It’s been awhile since my last rant. I’ve got some pent-up passion to let flow, so here goes…
Association is an expression of identity. Depending on who we consider ourselves to be, we align with larger groups – whether they be nationalities, ethnicities, genders, professions, sexual orientations, religions, philosophies, or whatever. When asked to answer the question ‘Who are you?’ in only five words, I predict that most people would use their five words to make associations with a larger group: I’m a carpenter, I’m a woman, or I’m Portugese. Association is an expression of identity.
So it bothers me when people make generalizations about a particular group, and then follow it up with the casual modifier: ‘I don’t mean you, of course – nothing personal.’
I encounter this often with respect to gender: ‘Men are so messy! Not you though; I don’t mean you.’ Umm… pardon me? Either you don’t actually support the comment you’ve just made, or you’re implying that I’m somehow less than a man. Another example: ‘Nothing personal, but women are so contradicting.” The lame self-rescue attempt of “nothing personal” is completely bogus. Gender is personal! As a component of identity, nothing could be more personal!

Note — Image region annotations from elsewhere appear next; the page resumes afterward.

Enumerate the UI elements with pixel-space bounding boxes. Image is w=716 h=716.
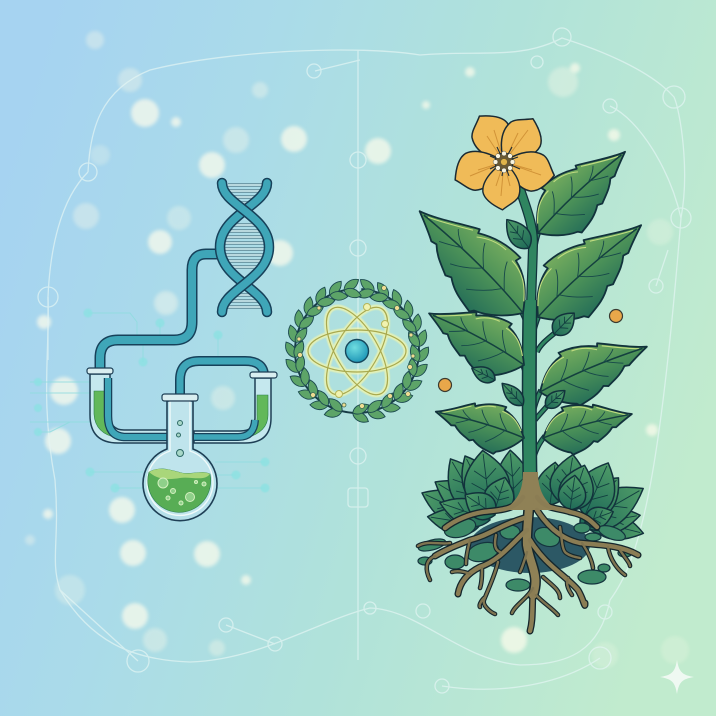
atom orbits xyxy=(308,298,406,404)
small leaves xyxy=(469,213,581,412)
lab apparatus xyxy=(87,183,277,521)
right test tube xyxy=(194,372,277,443)
connector tube from DNA to left test tube xyxy=(100,254,220,370)
flower xyxy=(448,106,559,211)
round flask xyxy=(143,394,217,521)
nucleus xyxy=(346,340,368,362)
left test tube xyxy=(87,368,168,443)
electrons xyxy=(336,304,388,398)
sparkle star xyxy=(660,660,694,694)
DNA double helix xyxy=(220,183,269,312)
cyan circuit nodes around lab apparatus xyxy=(30,308,270,492)
roots xyxy=(418,472,638,631)
atom in leafy wreath xyxy=(282,275,433,426)
plant xyxy=(392,106,665,631)
wreath xyxy=(282,275,433,426)
connector tube from flask to right test tube xyxy=(180,361,264,395)
stem xyxy=(518,183,533,480)
pollen dots xyxy=(438,310,622,392)
lower foliage and root ball xyxy=(415,448,652,591)
main leaves xyxy=(392,131,665,460)
leaf stalks xyxy=(521,231,556,462)
flower centre xyxy=(493,151,515,173)
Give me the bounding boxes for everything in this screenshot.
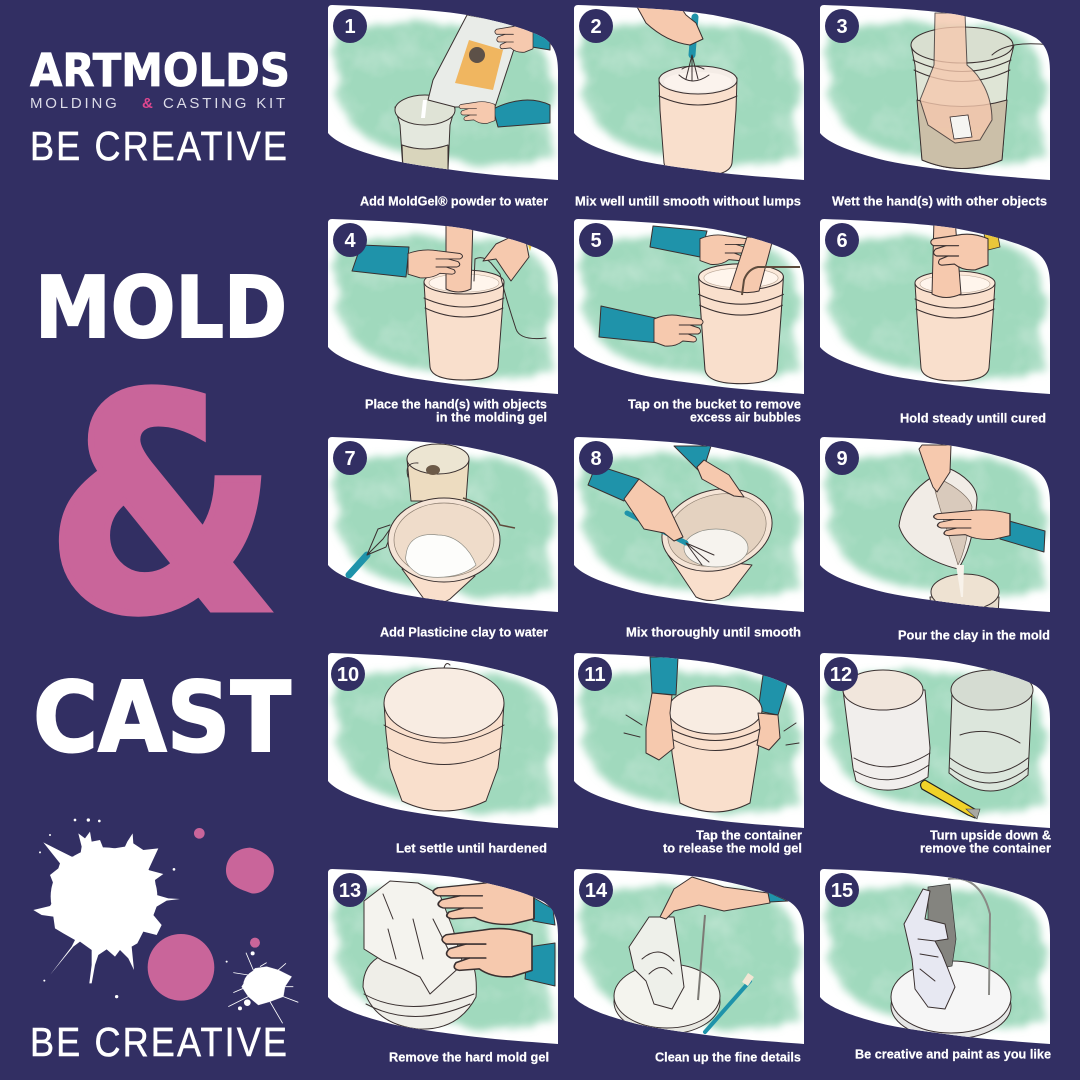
badge 10: 10 — [337, 664, 359, 686]
panel: step 14 — [574, 869, 804, 1044]
gray object — [928, 884, 956, 969]
badge 13: 13 — [339, 880, 361, 902]
panel: step 13 — [328, 869, 558, 1044]
brand logo — [30, 44, 290, 112]
caption 8: Mix thoroughly until smooth — [626, 626, 801, 640]
ripples — [679, 66, 709, 81]
paint splatters — [33, 818, 298, 1023]
motion lines — [624, 715, 799, 745]
pour stream — [956, 565, 964, 597]
title: cast: CAST — [33, 661, 291, 774]
hand — [636, 5, 703, 45]
caption 9: Pour the clay in the mold — [898, 628, 1050, 642]
clay — [406, 535, 476, 577]
left sleeve and hand — [588, 465, 639, 501]
caption 12: remove the container — [920, 842, 1051, 856]
whisk — [692, 17, 695, 55]
arm — [932, 219, 961, 298]
small white splat — [226, 951, 298, 1023]
whisk — [627, 513, 686, 543]
badge 14 — [579, 873, 613, 907]
middle hand and sleeve — [1000, 519, 1045, 552]
badge 4 — [333, 223, 367, 257]
big white splat — [33, 818, 180, 998]
be creative heading top: BE CREATIVE — [30, 124, 289, 170]
tilted bowl — [899, 468, 977, 569]
logo tagline: CASTING KIT — [163, 95, 288, 112]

The same is true for all other aspects of identity. If I make judgements about Dutch people, but excuse their applicability from every Dutchman that I personally encounter, then clearly my judgements are meaningless. Worse, they’re degrading. I’ve taken a person, and stripped them of their association. Perhaps I think that I’m doing them a generous favour by differentiating how it doesn’t apply to them, but the insult of lost identity is far worse.
The associations we choose to make (and the corresponding words that we use to identify ourselves with) are profoundly personal. When others partition us as somehow aberrant from the group, it robs from us a piece of our identity. That’s personal.